= London Savings Bank =

Bank in england

The London Savings Bank was a product of a 1916 merger between the London Provident Institution (1816), the Bloomsbury Savings Bank (1817) and the Lambeth Savings Bank (1818).
In 1942 the Finsbury and City of London Savings Bank amalgamated with the London Savings Bank. In 1971, the London Savings Bank became part of the London and South Eastern TSB, which in turn became part of TSB South East.

==History==
The three constituents of the 1916 merger started their life a century previous, and but a few years after the opening of the first commercial savings bank at Ruthwell. The London Provident and the Bloomsbury were both formed as provident societies following the Bath model used by the neighbouring St Martin’s Place Savings Bank. Lambeth, formed in 1818, was constituted as a savings bank following the 1817 Savings Act.

==Three constituent banks==
===London Provincial Bank===
The London Provincial Bank, originally known as the London Provident Institution, was opened in July 1816 with. Sir Thomas Baring as President. The Bank was often referred to as the Bishopsgate Bank, as it was based at Bishopsgate Churchyard until 1832. It then moved to Blomfield Street where it stayed until 1899; its final home until the merger was Middlesex Street, Stepney. The Bank may also have been known as the Moorfields Bank.
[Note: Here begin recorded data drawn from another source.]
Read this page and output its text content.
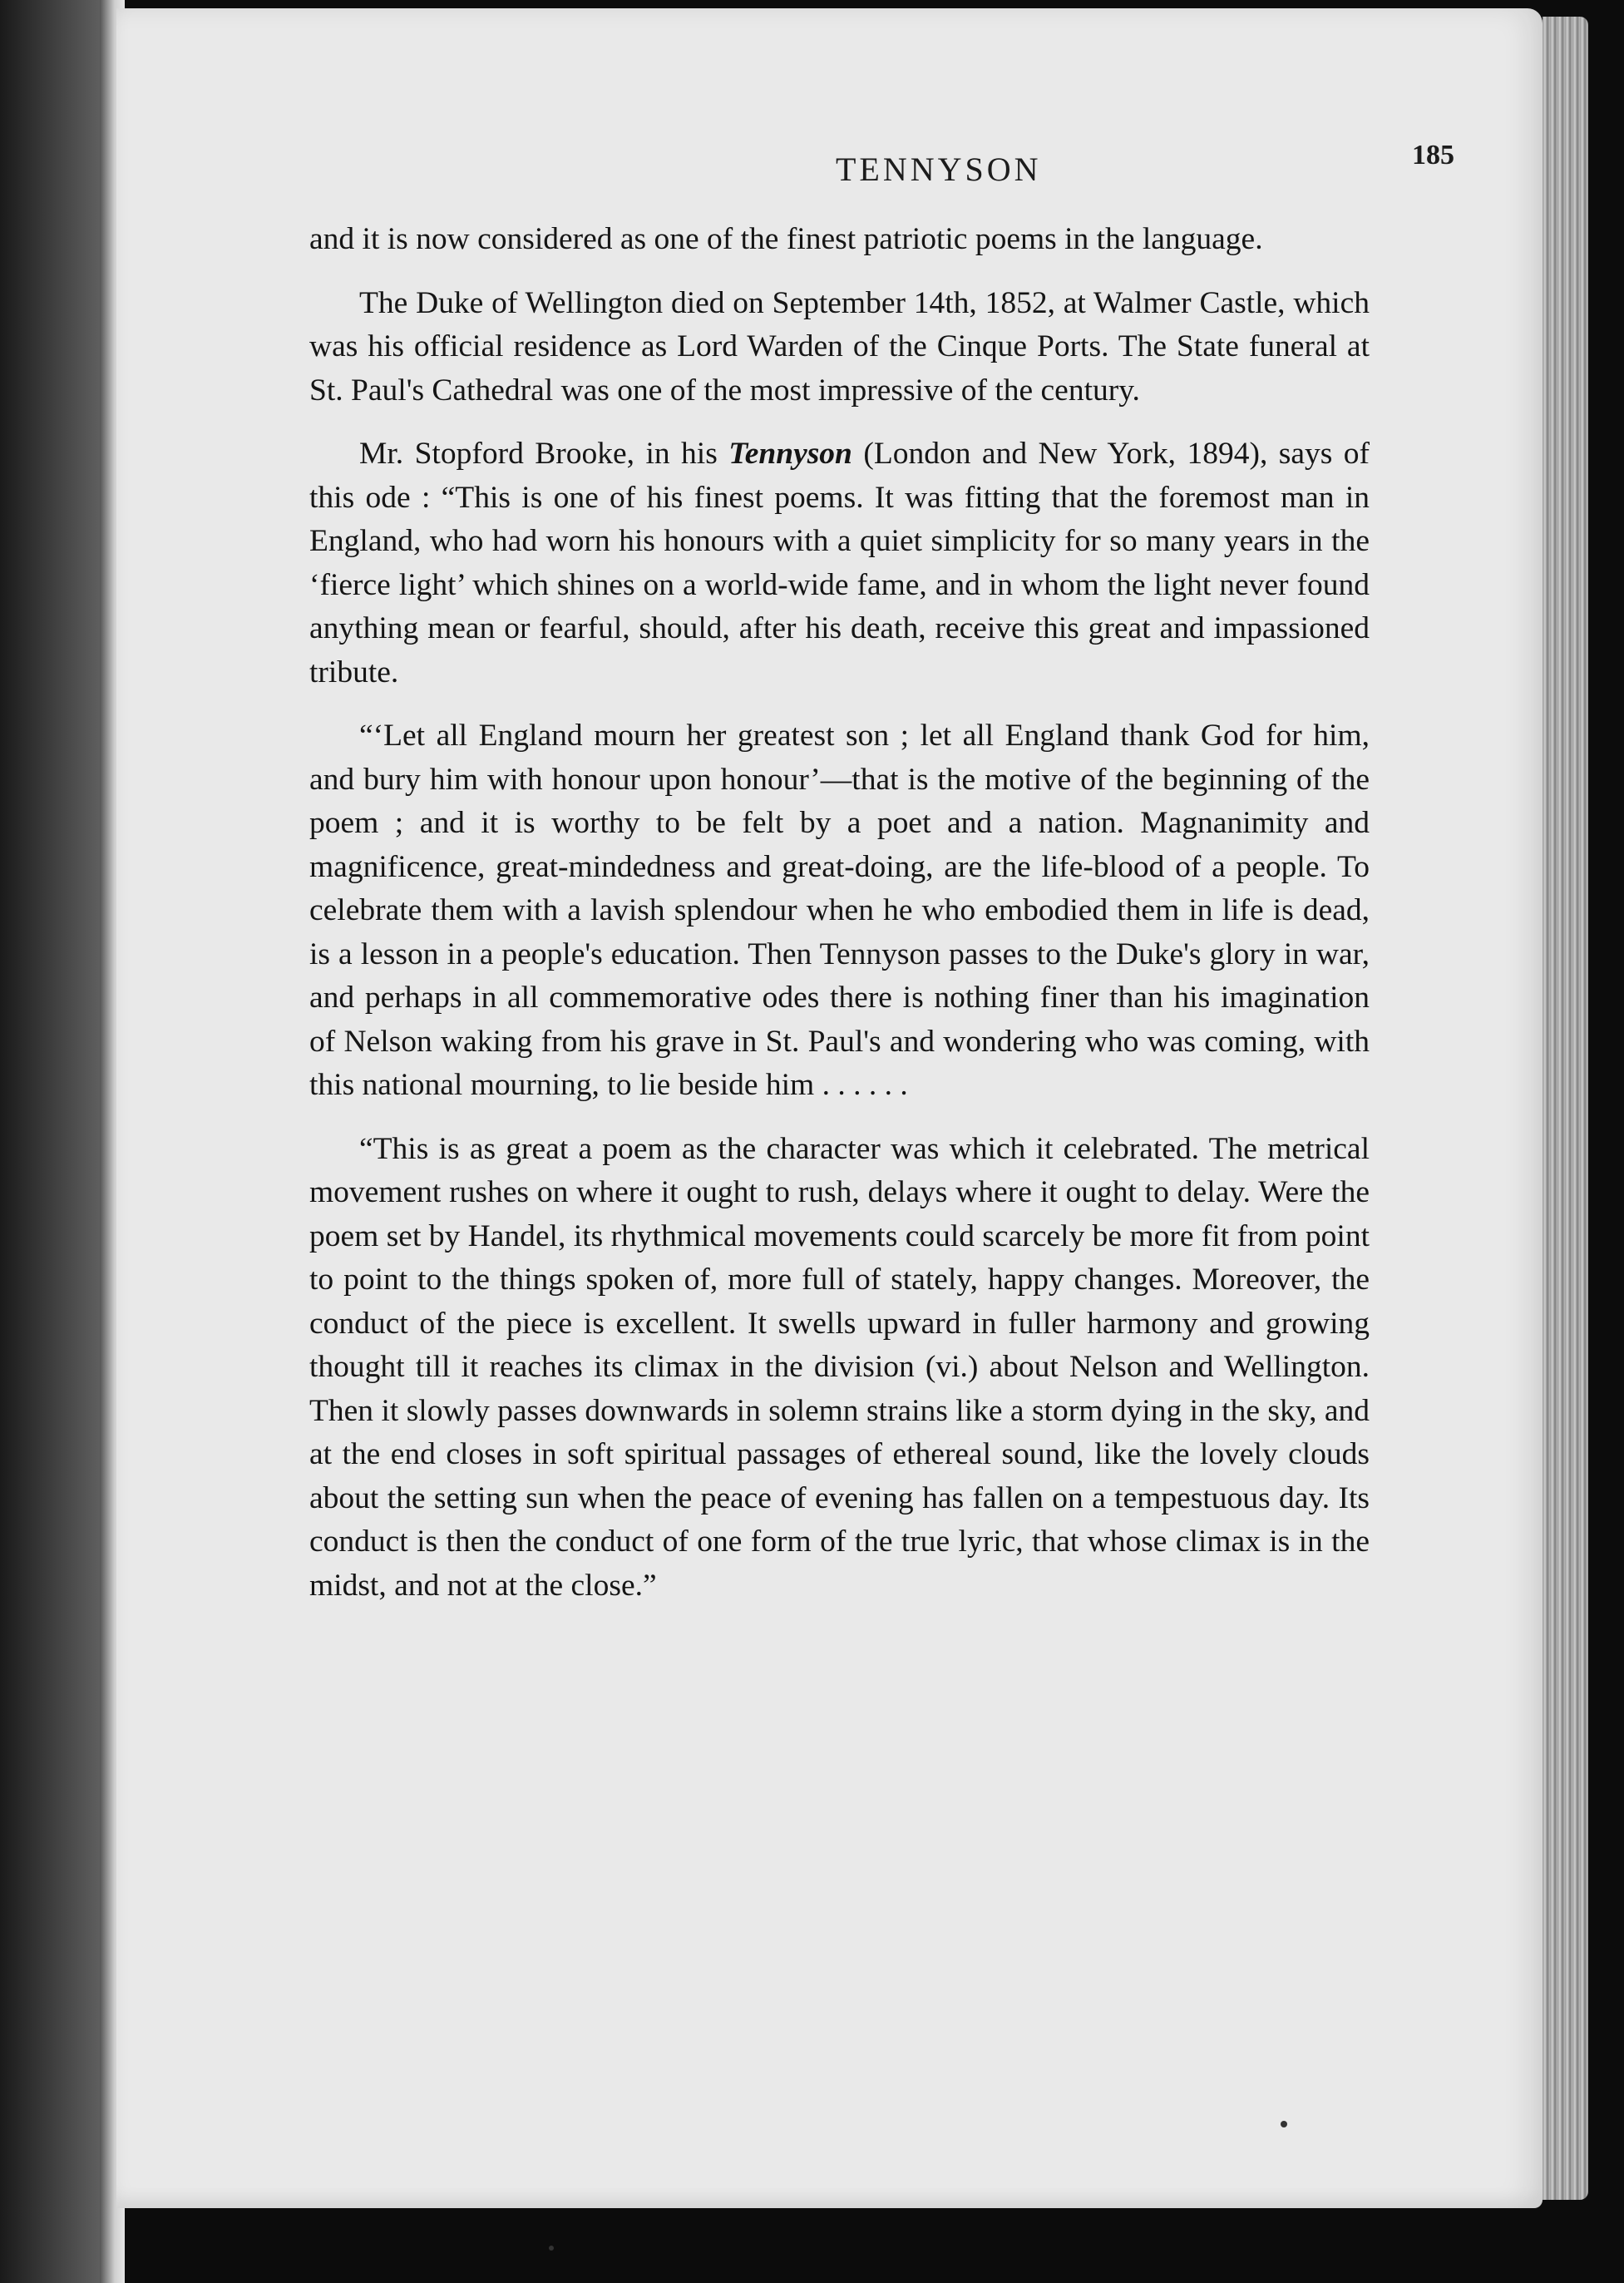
TENNYSON	185

and it is now considered as one of the finest patriotic poems in the language.

The Duke of Wellington died on September 14th, 1852, at Walmer Castle, which was his official residence as Lord Warden of the Cinque Ports. The State funeral at St. Paul's Cathedral was one of the most impressive of the century.

Mr. Stopford Brooke, in his Tennyson (London and New York, 1894), says of this ode : “This is one of his finest poems. It was fitting that the foremost man in England, who had worn his honours with a quiet simplicity for so many years in the ‘fierce light’ which shines on a world-wide fame, and in whom the light never found anything mean or fearful, should, after his death, receive this great and impassioned tribute.

“‘Let all England mourn her greatest son ; let all England thank God for him, and bury him with honour upon honour’—that is the motive of the beginning of the poem ; and it is worthy to be felt by a poet and a nation. Magnanimity and magnificence, great-mindedness and great-doing, are the life-blood of a people. To celebrate them with a lavish splendour when he who embodied them in life is dead, is a lesson in a people's education. Then Tennyson passes to the Duke's glory in war, and perhaps in all commemorative odes there is nothing finer than his imagination of Nelson waking from his grave in St. Paul's and wondering who was coming, with this national mourning, to lie beside him . . . . . .

“This is as great a poem as the character was which it celebrated. The metrical movement rushes on where it ought to rush, delays where it ought to delay. Were the poem set by Handel, its rhythmical movements could scarcely be more fit from point to point to the things spoken of, more full of stately, happy changes. Moreover, the conduct of the piece is excellent. It swells upward in fuller harmony and growing thought till it reaches its climax in the division (vi.) about Nelson and Wellington. Then it slowly passes downwards in solemn strains like a storm dying in the sky, and at the end closes in soft spiritual passages of ethereal sound, like the lovely clouds about the setting sun when the peace of evening has fallen on a tempestuous day. Its conduct is then the conduct of one form of the true lyric, that whose climax is in the midst, and not at the close.”
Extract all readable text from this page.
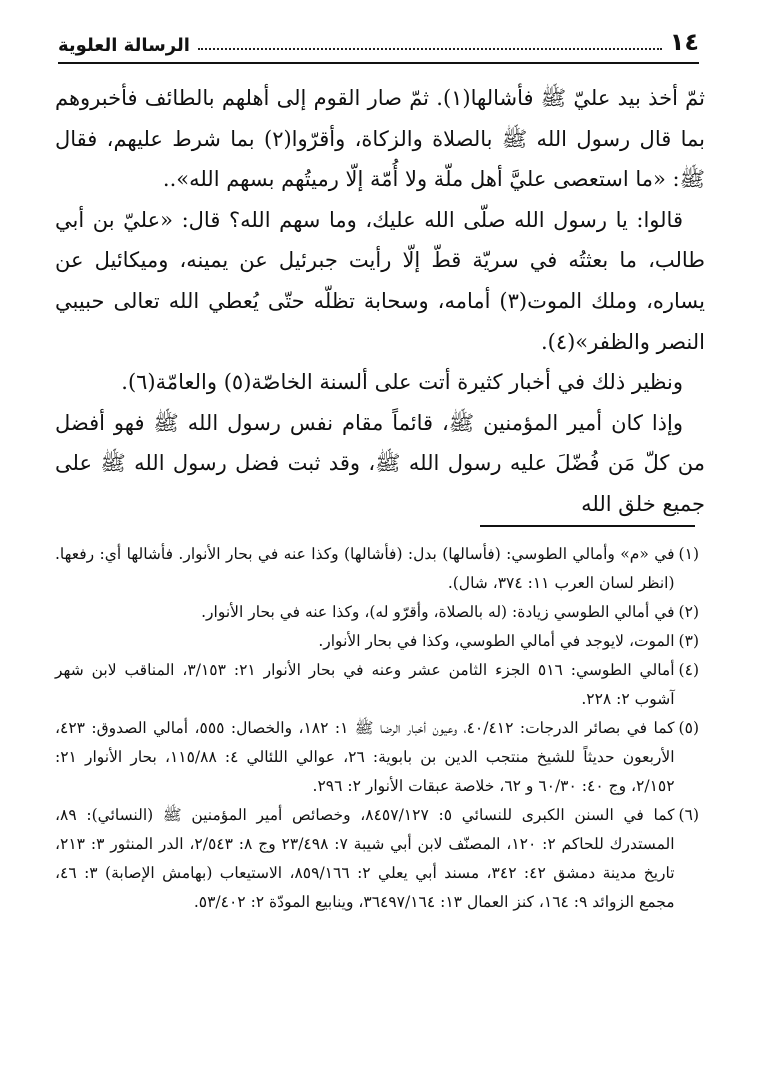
١٤
الرسالة العلوية

ثمّ أخذ بيد عليّ ﷺ فأشالها(١). ثمّ صار القوم إلى أهلهم بالطائف فأخبروهم بما قال رسول الله ﷺ بالصلاة والزكاة، وأقرّوا(٢) بما شرط عليهم، فقال ﷺ: «ما استعصى عليَّ أهل ملّة ولا أُمّة إلّا رميتُهم بسهم الله»..

قالوا: يا رسول الله صلّى الله عليك، وما سهم الله؟ قال: «عليّ بن أبي طالب، ما بعثتُه في سريّة قطّ إلّا رأيت جبرئيل عن يمينه، وميكائيل عن يساره، وملك الموت(٣) أمامه، وسحابة تظلّه حتّى يُعطي الله تعالى حبيبي النصر والظفر»(٤).

ونظير ذلك في أخبار كثيرة أتت على ألسنة الخاصّة(٥) والعامّة(٦).

وإذا كان أمير المؤمنين ﷺ، قائماً مقام نفس رسول الله ﷺ فهو أفضل من كلّ مَن فُضّلَ عليه رسول الله ﷺ، وقد ثبت فضل رسول الله ﷺ على جميع خلق الله

(١)
في «م» وأمالي الطوسي: (فأسالها) بدل: (فأشالها) وكذا عنه في بحار الأنوار. فأشالها أي: رفعها. (انظر لسان العرب ١١: ٣٧٤، شال).
(٢)
في أمالي الطوسي زيادة: (له بالصلاة، وأقرّو له)، وكذا عنه في بحار الأنوار.
(٣)
الموت، لايوجد في أمالي الطوسي، وكذا في بحار الأنوار.
(٤)
أمالي الطوسي: ٥١٦ الجزء الثامن عشر وعنه في بحار الأنوار ٢١: ٣/١٥٣، المناقب لابن شهر آشوب ٢: ٢٢٨.
(٥)
كما في بصائر الدرجات: ٤٠/٤١٢، وعيون أخبار الرضا ﷺ ١: ١٨٢، والخصال: ٥٥٥، أمالي الصدوق: ٤٢٣، الأربعون حديثاً للشيخ منتجب الدين بن بابوية: ٢٦، عوالي اللئالي ٤: ١١٥/٨٨، بحار الأنوار ٢١: ٢/١٥٢، وج ٤٠: ٦٠/٣٠ و ٦٢، خلاصة عبقات الأنوار ٢: ٢٩٦.
(٦)
كما في السنن الكبرى للنسائي ٥: ٨٤٥٧/١٢٧، وخصائص أمير المؤمنين ﷺ (النسائي): ٨٩، المستدرك للحاكم ٢: ١٢٠، المصنّف لابن أبي شيبة ٧: ٢٣/٤٩٨ وج ٨: ٢/٥٤٣، الدر المنثور ٣: ٢١٣، تاريخ مدينة دمشق ٤٢: ٣٤٢، مسند أبي يعلي ٢: ٨٥٩/١٦٦، الاستيعاب (بهامش الإصابة) ٣: ٤٦، مجمع الزوائد ٩: ١٦٤، كنز العمال ١٣: ٣٦٤٩٧/١٦٤، وينابيع المودّة ٢: ٥٣/٤٠٢.
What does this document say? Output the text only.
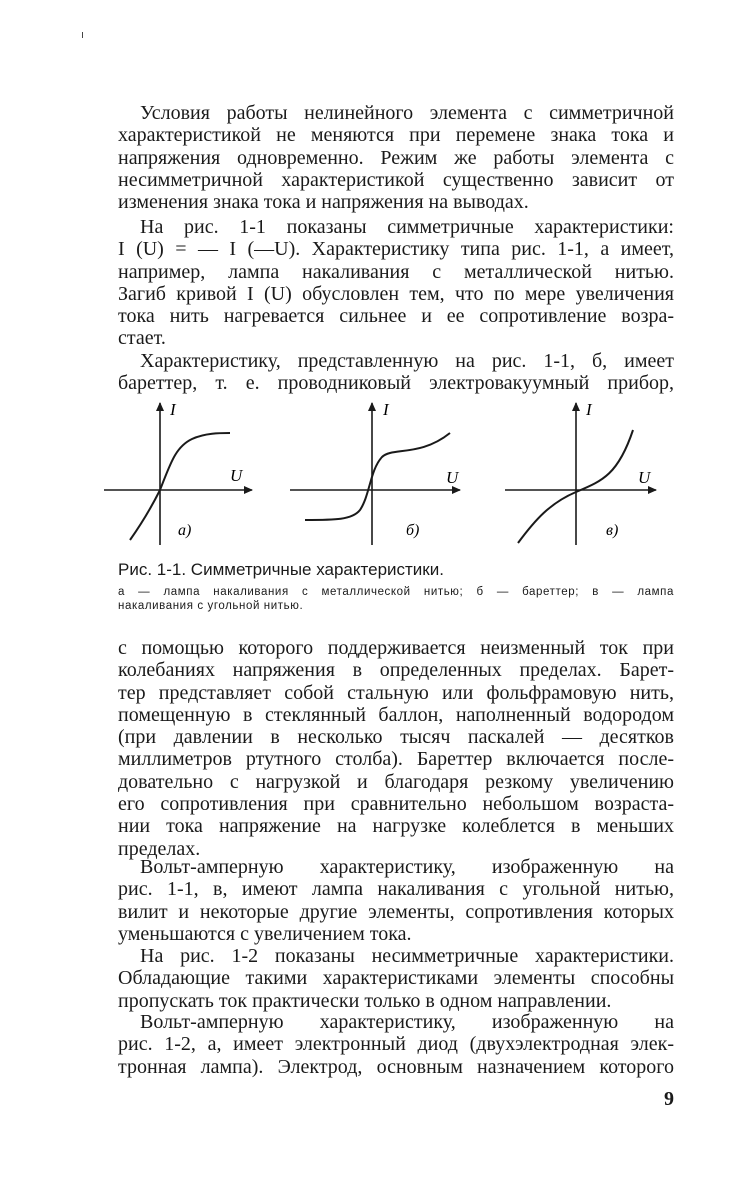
Условия работы нелинейного элемента с симметричной
характеристикой не меняются при перемене знака тока и
напряжения одновременно. Режим же работы элемента с
несимметричной характеристикой существенно зависит от
изменения знака тока и напряжения на выводах.
На рис. 1-1 показаны симметричные характеристики:
I (U) = — I (—U). Характеристику типа рис. 1-1, а имеет,
например, лампа накаливания с металлической нитью.
Загиб кривой I (U) обусловлен тем, что по мере увеличения
тока нить нагревается сильнее и ее сопротивление возра-
стает.
Характеристику, представленную на рис. 1-1, б, имеет
бареттер, т. е. проводниковый электровакуумный прибор,
I
U
а)
I
U
б)
I
U
в)
Рис. 1-1. Симметричные характеристики.
а — лампа накаливания с металлической нитью; б — бареттер; в — лампа
накаливания с угольной нитью.
с помощью которого поддерживается неизменный ток при
колебаниях напряжения в определенных пределах. Барет-
тер представляет собой стальную или фольфрамовую нить,
помещенную в стеклянный баллон, наполненный водородом
(при давлении в несколько тысяч паскалей — десятков
миллиметров ртутного столба). Бареттер включается после-
довательно с нагрузкой и благодаря резкому увеличению
его сопротивления при сравнительно небольшом возраста-
нии тока напряжение на нагрузке колеблется в меньших
пределах.
Вольт-амперную характеристику, изображенную на
рис. 1-1, в, имеют лампа накаливания с угольной нитью,
вилит и некоторые другие элементы, сопротивления которых
уменьшаются с увеличением тока.
На рис. 1-2 показаны несимметричные характеристики.
Обладающие такими характеристиками элементы способны
пропускать ток практически только в одном направлении.
Вольт-амперную характеристику, изображенную на
рис. 1-2, а, имеет электронный диод (двухэлектродная элек-
тронная лампа). Электрод, основным назначением которого
9
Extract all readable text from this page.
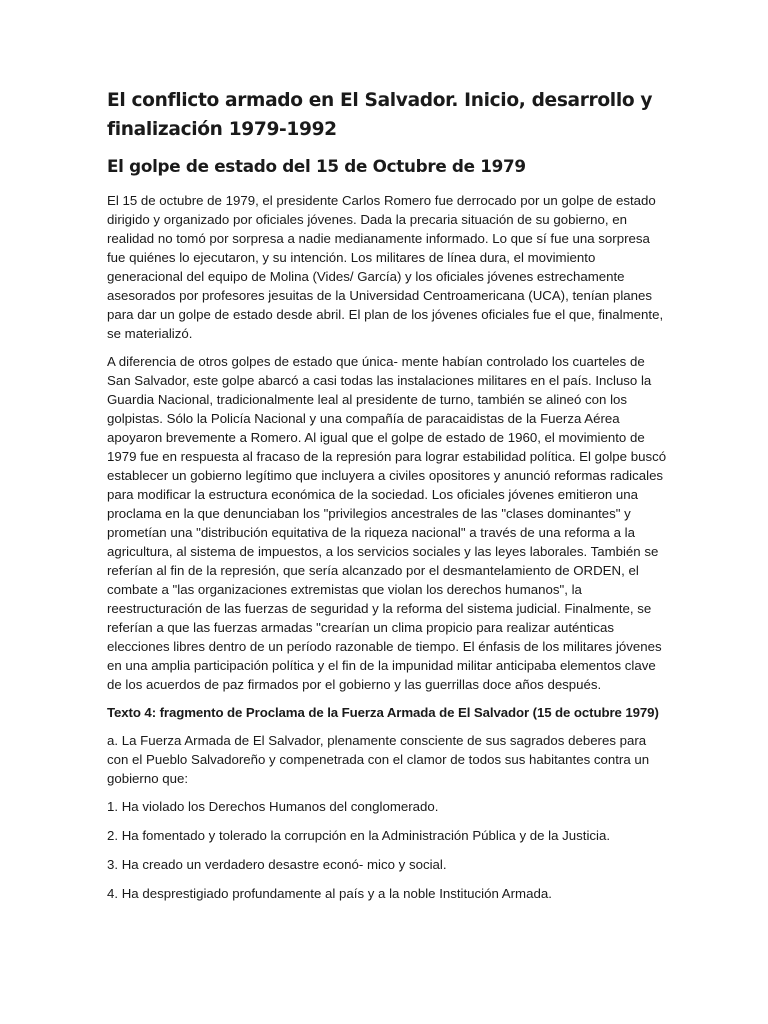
El conflicto armado en El Salvador. Inicio, desarrollo y finalización 1979-1992
El golpe de estado del 15 de Octubre de 1979

El 15 de octubre de 1979, el presidente Carlos Romero fue derrocado por un golpe de estado dirigido y organizado por oficiales jóvenes. Dada la precaria situación de su gobierno, en realidad no tomó por sorpresa a nadie medianamente informado. Lo que sí fue una sorpresa fue quiénes lo ejecutaron, y su intención. Los militares de línea dura, el movimiento generacional del equipo de Molina (Vides/ García) y los oficiales jóvenes estrechamente asesorados por profesores jesuitas de la Universidad Centroamericana (UCA), tenían planes para dar un golpe de estado desde abril. El plan de los jóvenes oficiales fue el que, finalmente, se materializó.

A diferencia de otros golpes de estado que única- mente habían controlado los cuarteles de San Salvador, este golpe abarcó a casi todas las instalaciones militares en el país. Incluso la Guardia Nacional, tradicionalmente leal al presidente de turno, también se alineó con los golpistas. Sólo la Policía Nacional y una compañía de paracaidistas de la Fuerza Aérea apoyaron brevemente a Romero. Al igual que el golpe de estado de 1960, el movimiento de 1979 fue en respuesta al fracaso de la represión para lograr estabilidad política. El golpe buscó establecer un gobierno legítimo que incluyera a civiles opositores y anunció reformas radicales para modificar la estructura económica de la sociedad. Los oficiales jóvenes emitieron una proclama en la que denunciaban los "privilegios ancestrales de las "clases dominantes" y prometían una "distribución equitativa de la riqueza nacional" a través de una reforma a la agricultura, al sistema de impuestos, a los servicios sociales y las leyes laborales. También se referían al fin de la represión, que sería alcanzado por el desmantelamiento de ORDEN, el combate a "las organizaciones extremistas que violan los derechos humanos", la reestructuración de las fuerzas de seguridad y la reforma del sistema judicial. Finalmente, se referían a que las fuerzas armadas "crearían un clima propicio para realizar auténticas elecciones libres dentro de un período razonable de tiempo. El énfasis de los militares jóvenes en una amplia participación política y el fin de la impunidad militar anticipaba elementos clave de los acuerdos de paz firmados por el gobierno y las guerrillas doce años después.

Texto 4: fragmento de Proclama de la Fuerza Armada de El Salvador (15 de octubre 1979)

a. La Fuerza Armada de El Salvador, plenamente consciente de sus sagrados deberes para con el Pueblo Salvadoreño y compenetrada con el clamor de todos sus habitantes contra un gobierno que:

1. Ha violado los Derechos Humanos del conglomerado.

2. Ha fomentado y tolerado la corrupción en la Administración Pública y de la Justicia.

3. Ha creado un verdadero desastre econó- mico y social.

4. Ha desprestigiado profundamente al país y a la noble Institución Armada.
In 1856, Horne quoted the Bishopsgate Bank as the fourth largest savings bank in Britain, albeit overshadowed by the nearby St Martin’s Place.

===Bloomsbury Savings Bank===
The Bloomsbury Provident Bank, later the Bloomsbury Savings Bank, opened in Southampton Row in February 1817, with the Duke of Bedford as President. In 1856 it was the seventh largest savings bank in the country. Bloomsbury was one of the banks active in promoting the formation of a national association in 1887 and was one of 14 savings banks, and the only London representative, on the Council of Management; the Bank also provided the honorary treasurer.

===Lambeth Trustee Savings Bank===
The Lambeth Bank had more humble origins than its future partners. Under the chairmanship of the local Rector, a meeting decided to open a committee room in the parish school for two hours twice a week. Directors were to attend to receive money. The parish school master was appointed Secretary, but the increase in deposits made it necessary in 1827 to appoint an accountant. The Bank had to move twice due to railway extensions. In 1849 it moved to Hercules Road where it remained until 1903, when the Bank bought freehold of premises in Kennington Road.

==London Savings Bank==
Post World War I, a policy of amalgamation was encouraged by the Trustee Savings Bank Association. The London Savings Bank had already acquired the Brighton Savings Bank in 1917 but the latter seceded in 1920. However, the Southampton and the Guildford Savings Banks joined the London Savings Bank in 1919. Gradually, the London TSB extended west to Newbury, south west to Southampton and south east to Rochester. The mergers continued into WWII with the addition in 1941 of the Luton and District Trustee Savings Bank. By then, only two London savings banks remained and in 1942 the London Savings Bank merged with the Finsbury and City of London Savings Bank under the title of London Trustee Savings Bank.

The Finsbury Savings Bank, as it then was, opened in August 1816 in St. John's Square, Clerkenwell Green, Islington. It began in only a small room in a house where “a few people gathered together to form a savings bank for small tradesmen, labourers and servants.” Despite its reputation as a small establishment for poor people, Finsbury had some well-known customers, including Charles Dickens. In 1841, Finsbury moved impressive new premises in Sekforde Street Like the London Bank, in the early twentieth century the Finsbury spread out from London, reaching Bedford, High Wycombe and Gravesend.

The two banks were similar in size. The 1935 Trustee Savings Year Book gave London as number 16 by size with 31,000 active accounts, 13 branches and £4.2 million funds. The Finsbury and City of London Savings Bank was number 21 by size with 20,000 active accounts. 8 branches and £3.0 million funds. At the time of the merger, funds were given as £20 million and in 1944 the enlarged bank ranked number 8 in the country, well behind northern and Scottish savings banks.

In 1951, a new head office was opened for the enlarged bank on the corner of Cannon Street and Queen Street. In 1971, the London Savings Bank merged with the South Eastern Trustees Savings Bank, to form the London and South Eastern Savings Bank. The new bank had 123 offices and funds exceeding £250 million. Following the Trustee Savings Bank Act of 1975 which encouraged further consolidation, the London and South Eastern Savings Bank became part of the TSB of South East.